Closed schlunma closed 3 years ago
One additional thought: For some fx preprocessors we automatically add fx files if none are given (masking and land fraction weighting), for some we don't do this (area and volume statistics):
Would it make sense to unify this?
I think a good middle point solution would be to raise a warning instead of an exception during the broadcasting when adding the variables: if the shapes do not match, the variable will not be added into the cube. I think this should make both versions of the recipe work.
One additional thought: For some fx preprocessors we automatically add fx files if none are given (masking and land fraction weighting), for some we don't do this (area and volume statistics)
I don't know, this was the old behaviour as well. Not sure what was the reason for that.
I think a good middle point solution would be to raise a warning instead of an exception during the broadcasting when adding the variables: if the shapes do not match, the variable will not be added into the cube. I think this should make both versions of the recipe work.
Yes, fully agree! But maybe only raise a warning if no fx files could be added, so that we don't get unnecessary warnings if sftof
cannot be added for an atmospheric variables but sftlf
is perfectly fine.
One additional thought: For some fx preprocessors we automatically add fx files if none are given (masking and land fraction weighting), for some we don't do this (area and volume statistics)
I don't know, this was the old behaviour as well. Not sure what was the reason for that.
Right. Any opinions on this @ESMValGroup/esmvaltool-coreteam? I think it would make sense to add them as default. This shouldn't affect any recipes since if there are issues with the fx variables (no dataset available, wrong shape) they will be ignored and the tool will fall back to the current calculation of the preprocessors.

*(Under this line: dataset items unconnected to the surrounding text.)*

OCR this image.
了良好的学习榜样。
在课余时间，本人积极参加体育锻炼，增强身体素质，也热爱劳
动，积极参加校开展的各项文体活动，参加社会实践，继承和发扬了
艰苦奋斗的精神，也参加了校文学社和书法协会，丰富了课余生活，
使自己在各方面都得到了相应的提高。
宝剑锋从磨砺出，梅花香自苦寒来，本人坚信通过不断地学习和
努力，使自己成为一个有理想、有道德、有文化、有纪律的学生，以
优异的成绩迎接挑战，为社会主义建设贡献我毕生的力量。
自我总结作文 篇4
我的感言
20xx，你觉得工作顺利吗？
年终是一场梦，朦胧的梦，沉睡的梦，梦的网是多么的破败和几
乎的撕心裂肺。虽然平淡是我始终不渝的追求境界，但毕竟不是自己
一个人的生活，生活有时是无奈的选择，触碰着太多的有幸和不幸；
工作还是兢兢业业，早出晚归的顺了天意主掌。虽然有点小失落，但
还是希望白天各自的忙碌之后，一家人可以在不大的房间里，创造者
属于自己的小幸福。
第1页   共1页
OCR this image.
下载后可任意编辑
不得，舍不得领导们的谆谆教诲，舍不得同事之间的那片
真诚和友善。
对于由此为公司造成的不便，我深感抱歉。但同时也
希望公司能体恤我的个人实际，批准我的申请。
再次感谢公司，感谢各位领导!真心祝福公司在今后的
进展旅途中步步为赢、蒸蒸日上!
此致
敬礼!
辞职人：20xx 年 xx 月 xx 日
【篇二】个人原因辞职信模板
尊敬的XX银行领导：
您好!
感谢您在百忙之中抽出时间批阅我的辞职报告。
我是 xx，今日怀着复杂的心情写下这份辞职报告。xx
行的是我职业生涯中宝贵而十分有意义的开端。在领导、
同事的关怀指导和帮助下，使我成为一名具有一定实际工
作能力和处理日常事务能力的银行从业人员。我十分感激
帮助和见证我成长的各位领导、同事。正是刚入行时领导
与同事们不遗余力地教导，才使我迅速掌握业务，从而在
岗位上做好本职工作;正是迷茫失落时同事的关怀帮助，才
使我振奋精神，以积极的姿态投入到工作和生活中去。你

One more thing: I just realized that the one test is failing since #999: https://github.com/ESMValGroup/ESMValCore/runs/2509144545?check_suite_focus=true#step:7:1581 This shouldn't be hard to fix though.
One more thing: I just realized that the one test is failing since #999: https://github.com/ESMValGroup/ESMValCore/runs/2509144545?check_suite_focus=true#step:7:1581 This shouldn't be hard to fix though.
I don't know. I have this error locally but it is not detected by the CI (see #1099 as an example)
I think it would make sense to add them as default. This shouldn't affect any recipes since if there are issues with the fx variables (no dataset available, wrong shape) they will be ignored and the tool will fall back to the current calculation of the preprocessors.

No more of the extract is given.